Jaguar XJR X350.

By Jonathan Campbell

Only a select few knew how special this car was. It didn’t sell in large numbers, which means there aren’t many prowling the roads. They are rare. So rare in fact that they’re being imported back to UK from Japan […]

Discovering an obsessive object is one of the great joys of writing for The Obsessive. Only a select few knew how special this car was. At launch it was positively received by the press and it was profitable but didn’t sell in large numbers, which means there aren’t many prowling the roads. They are rare. So rare in fact that they’re being imported back to UK from Japan.

The reason the X350 Jaguar XJR failed to sell in numbers is a classic automotive tale of engineers and designers versus the management. Ford owned Jaguar and they wanted to reinstate Jaguars glory days and take the fight to the German brands particulary BMW so they ploughed a huge amount of money into the development of the X350. It was the first mass produced car to have a full aluminium unibody chassis and bodywork making it 40% lighter and 50% stiffer than its predecessor. To build this unibody was expensive and required aerospace techniques of production.

To join the body together needed 3,200 self piecing zinc coated baron rivits and 110m of robotically applied, heat cured, aerospace grade epoxy adhesives. The sophisticated suspension is a multi link four wheel adaptive self levelling air system providing that magic carpet ride or “Jaguar waft”.

The X350 was packed with innovation and the designers wanted to create an equally modern design but the management wanted a more traditional style, more classic Jaguar XJ. The management won and styling was a conservative evolution of the previous XJ's look. Exterior styling was by principal designer Tom Owen, along with Sandy Boyes, under the design directorship of Geoff Lawson, who died midway through the project, his successor was the great Ian Callum.

The XJ's interior was styled by Giles Taylor.
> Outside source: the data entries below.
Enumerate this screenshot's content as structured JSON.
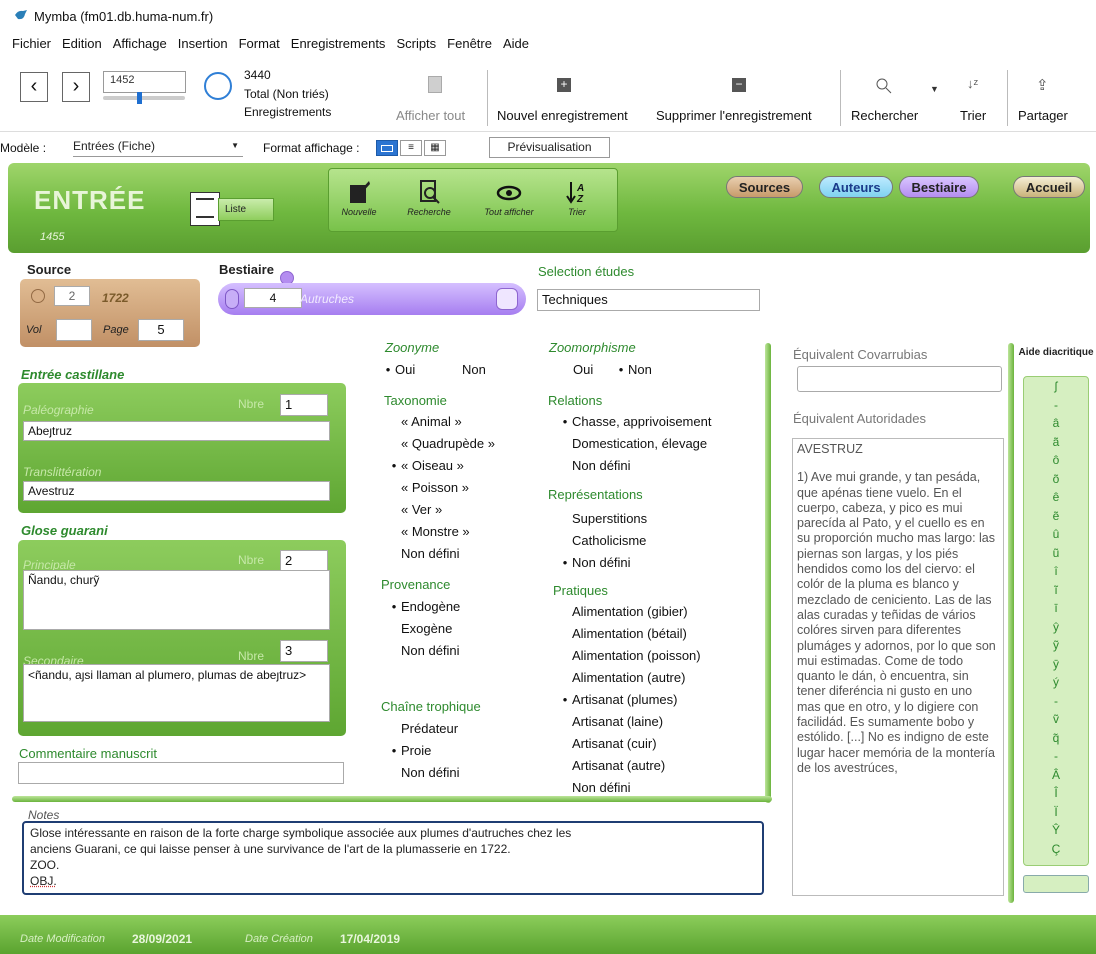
{
  "window": {
    "title": "Mymba (fm01.db.huma-num.fr)"
  },
  "menu": [
    "Fichier",
    "Edition",
    "Affichage",
    "Insertion",
    "Format",
    "Enregistrements",
    "Scripts",
    "Fenêtre",
    "Aide"
  ],
  "toolbar": {
    "record_number": "1452",
    "total_count": "3440",
    "total_label": "Total (Non triés)",
    "records_label": "Enregistrements",
    "show_all": "Afficher tout",
    "new_record": "Nouvel enregistrement",
    "delete_record": "Supprimer l'enregistrement",
    "search": "Rechercher",
    "sort": "Trier",
    "share": "Partager",
    "slider_fraction": 0.42
  },
  "modelbar": {
    "model_label": "Modèle :",
    "model_value": "Entrées (Fiche)",
    "format_label": "Format affichage :",
    "preview": "Prévisualisation"
  },
  "header": {
    "title": "ENTRÉE",
    "record_id": "1455",
    "list_button": "Liste",
    "tools": [
      "Nouvelle",
      "Recherche",
      "Tout afficher",
      "Trier"
    ],
    "nav": [
      "Sources",
      "Auteurs",
      "Bestiaire",
      "Accueil"
    ]
  },
  "source": {
    "label": "Source",
    "num": "2",
    "year": "1722",
    "vol_label": "Vol",
    "vol": "",
    "page_label": "Page",
    "page": "5"
  },
  "bestiaire": {
    "label": "Bestiaire",
    "num": "4",
    "name": "Autruches"
  },
  "etudes": {
    "label": "Selection études",
    "value": "Techniques"
  },
  "castillane": {
    "label": "Entrée castillane",
    "paleo_label": "Paléographie",
    "nbre_label": "Nbre",
    "nbre": "1",
    "paleo": "Abeȷtruz",
    "translit_label": "Translittération",
    "translit": "Avestruz"
  },
  "guarani": {
    "label": "Glose guarani",
    "principale_label": "Principale",
    "nbre_label": "Nbre",
    "nbre1": "2",
    "principale": "Ñandu, churỹ",
    "secondaire_label": "Secondaire",
    "nbre2": "3",
    "secondaire": "<ñandu, aȷsi llaman al plumero, plumas de abeȷtruz>"
  },
  "commentaire": {
    "label": "Commentaire manuscrit",
    "value": ""
  },
  "zoonyme": {
    "label": "Zoonyme",
    "oui": "Oui",
    "non": "Non"
  },
  "taxonomie": {
    "label": "Taxonomie",
    "items": [
      "« Animal »",
      "« Quadrupède »",
      "« Oiseau »",
      "« Poisson »",
      "« Ver »",
      "« Monstre »",
      "Non défini"
    ]
  },
  "provenance": {
    "label": "Provenance",
    "items": [
      "Endogène",
      "Exogène",
      "Non défini"
    ]
  },
  "chaine": {
    "label": "Chaîne trophique",
    "items": [
      "Prédateur",
      "Proie",
      "Non défini"
    ]
  },
  "zoomorphisme": {
    "label": "Zoomorphisme",
    "oui": "Oui",
    "non": "Non"
  },
  "relations": {
    "label": "Relations",
    "items": [
      "Chasse, apprivoisement",
      "Domestication, élevage",
      "Non défini"
    ]
  },
  "representations": {
    "label": "Représentations",
    "items": [
      "Superstitions",
      "Catholicisme",
      "Non défini"
    ]
  },
  "pratiques": {
    "label": "Pratiques",
    "items": [
      "Alimentation (gibier)",
      "Alimentation (bétail)",
      "Alimentation (poisson)",
      "Alimentation (autre)",
      "Artisanat (plumes)",
      "Artisanat (laine)",
      "Artisanat (cuir)",
      "Artisanat (autre)",
      "Non défini"
    ]
  },
  "covarrubias": {
    "label": "Équivalent Covarrubias",
    "value": ""
  },
  "autoridades": {
    "label": "Équivalent Autoridades",
    "head": "AVESTRUZ",
    "text": "1) Ave mui grande, y tan pesáda, que apénas tiene vuelo. En el cuerpo, cabeza, y pico es mui parecída al Pato, y el cuello es en su proporción mucho mas largo: las piernas son largas, y los piés hendidos como los del ciervo: el colór de la pluma es blanco y mezclado de ceniciento. Las de las alas curadas y teñidas de vários colóres sirven para diferentes plumáges y adornos, por lo que son mui estimadas. Come de todo quanto le dán, ò encuentra, sin tener diferéncia ni gusto en uno mas que en otro, y lo digiere con facilidád. Es sumamente bobo y estólido. [...] No es indigno de este lugar hacer memória de la montería de los avestrúces,"
  },
  "aide": {
    "label": "Aide diacritique",
    "chars": [
      "ʃ",
      "-",
      "â",
      "ã",
      "ô",
      "õ",
      "ê",
      "ẽ",
      "û",
      "ũ",
      "î",
      "ĩ",
      "ī",
      "ŷ",
      "ỹ",
      "ȳ",
      "ý",
      "-",
      "ṽ",
      "q̃",
      "-",
      "Â",
      "Î",
      "Ï",
      "Ŷ",
      "Ç"
    ]
  },
  "notes": {
    "label": "Notes",
    "line1": "Glose intéressante en raison de la forte charge symbolique associée aux plumes d'autruches chez les",
    "line2": "anciens Guarani, ce qui laisse penser à une survivance de l'art de la plumasserie en 1722.",
    "line3": "ZOO.",
    "line4": "OBJ."
  },
  "footer": {
    "mod_label": "Date Modification",
    "mod": "28/09/2021",
    "cre_label": "Date Création",
    "cre": "17/04/2019"
  },
  "colors": {
    "green": "#6fb83f",
    "green_text": "#2e8a2e",
    "source_brown": "#c79a6a",
    "bestiaire_purple": "#b48df0",
    "auteurs_blue": "#7fd2f0"
  }
}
By going down the traditionally styled route the car buying public just saw the new Jaguar as another “Old man’s motor”. It never threatened BMW. It was the last Jaguar built at Jaguar’s Brown Lane factory in Coventry. Production ended in March 2009 after seven years, with a total production of 83,566.

Now all this is good news for us today, it means for very little money we can have a luxury car and in the case of the XJR variant one that can do 150mph (restricted) with its 4.2L supercharged V8 engine producing nearly 400BHP. The styling has aged well because it was traditional in its day and not cutting edge or fashionable.

When new my XJR would’ve been about £60K in the UK,  I can’t imagine what the Japanese gentleman who ordered it would’ve paid as mine was built for the Japanese market, which means it is immaculate and I paid a dealer £7K for the priviledge of owning her. Owning her has been an absolute pleasure, literally never gone wrong, she wafts motorway miles away with ease and if need be can really fly, the acceleration is a joy with the supercharger whining.

My XJR really lives up to the famous Jaguar slogan of Grace, Space and Pace.